Sehari sebelum instruksi presiden tersebut diumumkan, tepatnya pada 7 Maret 2020, saya juga menulis di dinding facebook saya berbunyi: “PELADANG, KEARIFAN LOKAL, SISTEM GILIR BALIK BUKAN KEJAHATAN!!! Pemahaman yg benar: peladang adalah profesi mulia masyarakat Dayak yang berisi nilai kearifan lokal yang luhur, sebaliknya kriminalisasi terhadap peladang adalah merupakan pengkhianatan terhadap nilai-nilai Pancasila dan pilar-pilar kebangsaan lainnya. #Pro kearifan lokal berladang. #Mendukung sepenuhnya advokasi terhadap peladang yg terpidana dengan cara yang tidak melanggar hukum.

Sehari sebelumnya seorang kawan saya, Wartawan Senior, Bambang Bider di dinding facebooknya serta di Pontianak Tribun (6 Maret 2020) juga menulis yang sebagian petikannya sebagai berikut: “ MUNGKINKAH DAYAK MEMIJAKAN DIRI PADA "BUDAYA KRIMINAL" (Refleksi Kasus Peladang).

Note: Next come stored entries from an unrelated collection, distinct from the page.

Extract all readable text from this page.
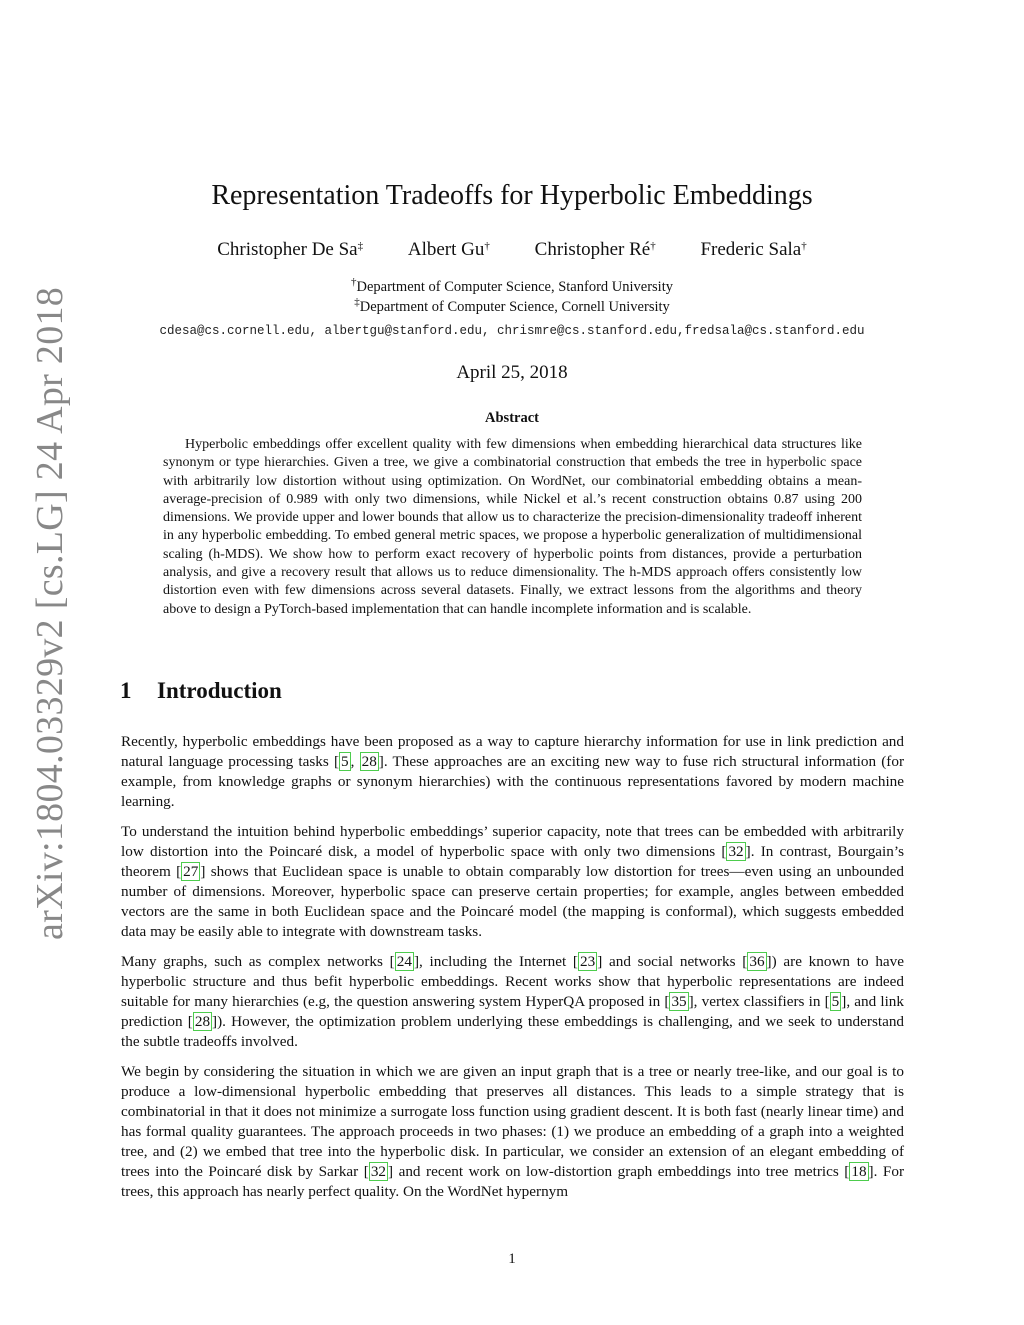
arXiv:1804.03329v2 [cs.LG] 24 Apr 2018
Representation Tradeoffs for Hyperbolic Embeddings
Christopher De Sa‡ Albert Gu† Christopher Ré† Frederic Sala†
†Department of Computer Science, Stanford University
‡Department of Computer Science, Cornell University
cdesa@cs.cornell.edu, albertgu@stanford.edu, chrismre@cs.stanford.edu,fredsala@cs.stanford.edu
April 25, 2018
Abstract
Hyperbolic embeddings offer excellent quality with few dimensions when embedding hierarchical data structures like synonym or type hierarchies. Given a tree, we give a combinatorial construction that embeds the tree in hyperbolic space with arbitrarily low distortion without using optimization. On WordNet, our combinatorial embedding obtains a mean-average-precision of 0.989 with only two dimensions, while Nickel et al.’s recent construction obtains 0.87 using 200 dimensions. We provide upper and lower bounds that allow us to characterize the precision-dimensionality tradeoff inherent in any hyperbolic embedding. To embed general metric spaces, we propose a hyperbolic generalization of multidimensional scaling (h-MDS). We show how to perform exact recovery of hyperbolic points from distances, provide a perturbation analysis, and give a recovery result that allows us to reduce dimensionality. The h-MDS approach offers consistently low distortion even with few dimensions across several datasets. Finally, we extract lessons from the algorithms and theory above to design a PyTorch-based implementation that can handle incomplete information and is scalable.
1 Introduction

Recently, hyperbolic embeddings have been proposed as a way to capture hierarchy information for use in link prediction and natural language processing tasks [ 5 , 28 ]. These approaches are an exciting new way to fuse rich structural information (for example, from knowledge graphs or synonym hierarchies) with the continuous representations favored by modern machine learning.

To understand the intuition behind hyperbolic embeddings’ superior capacity, note that trees can be embedded with arbitrarily low distortion into the Poincaré disk, a model of hyperbolic space with only two dimensions [ 32 ]. In contrast, Bourgain’s theorem [ 27 ] shows that Euclidean space is unable to obtain comparably low distortion for trees—even using an unbounded number of dimensions. Moreover, hyperbolic space can preserve certain properties; for example, angles between embedded vectors are the same in both Euclidean space and the Poincaré model (the mapping is conformal), which suggests embedded data may be easily able to integrate with downstream tasks.

Many graphs, such as complex networks [ 24 ], including the Internet [ 23 ] and social networks [ 36 ]) are known to have hyperbolic structure and thus befit hyperbolic embeddings. Recent works show that hyperbolic representations are indeed suitable for many hierarchies (e.g, the question answering system HyperQA proposed in [ 35 ], vertex classifiers in [ 5 ], and link prediction [ 28 ]). However, the optimization problem underlying these embeddings is challenging, and we seek to understand the subtle tradeoffs involved.

We begin by considering the situation in which we are given an input graph that is a tree or nearly tree-like, and our goal is to produce a low-dimensional hyperbolic embedding that preserves all distances. This leads to a simple strategy that is combinatorial in that it does not minimize a surrogate loss function using gradient descent. It is both fast (nearly linear time) and has formal quality guarantees. The approach proceeds in two phases: (1) we produce an embedding of a graph into a weighted tree, and (2) we embed that tree into the hyperbolic disk. In particular, we consider an extension of an elegant embedding of trees into the Poincaré disk by Sarkar [ 32 ] and recent work on low-distortion graph embeddings into tree metrics [ 18 ]. For trees, this approach has nearly perfect quality. On the WordNet hypernym

1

Berladang tidak lagi sebagai aktivitas menghidupi kebudayaan Dayak. Nilai-nilai luhur berladang tengah diberangus justru oleh hukum. Mulai saat ini aktivitas berladang pada masyarakat Dayak bukan lagi aktivitas membangun kebudayaan mereka, namun suatu tindakan melawan hukum. Sesuatu yang bersifat kriminal. …dsb”.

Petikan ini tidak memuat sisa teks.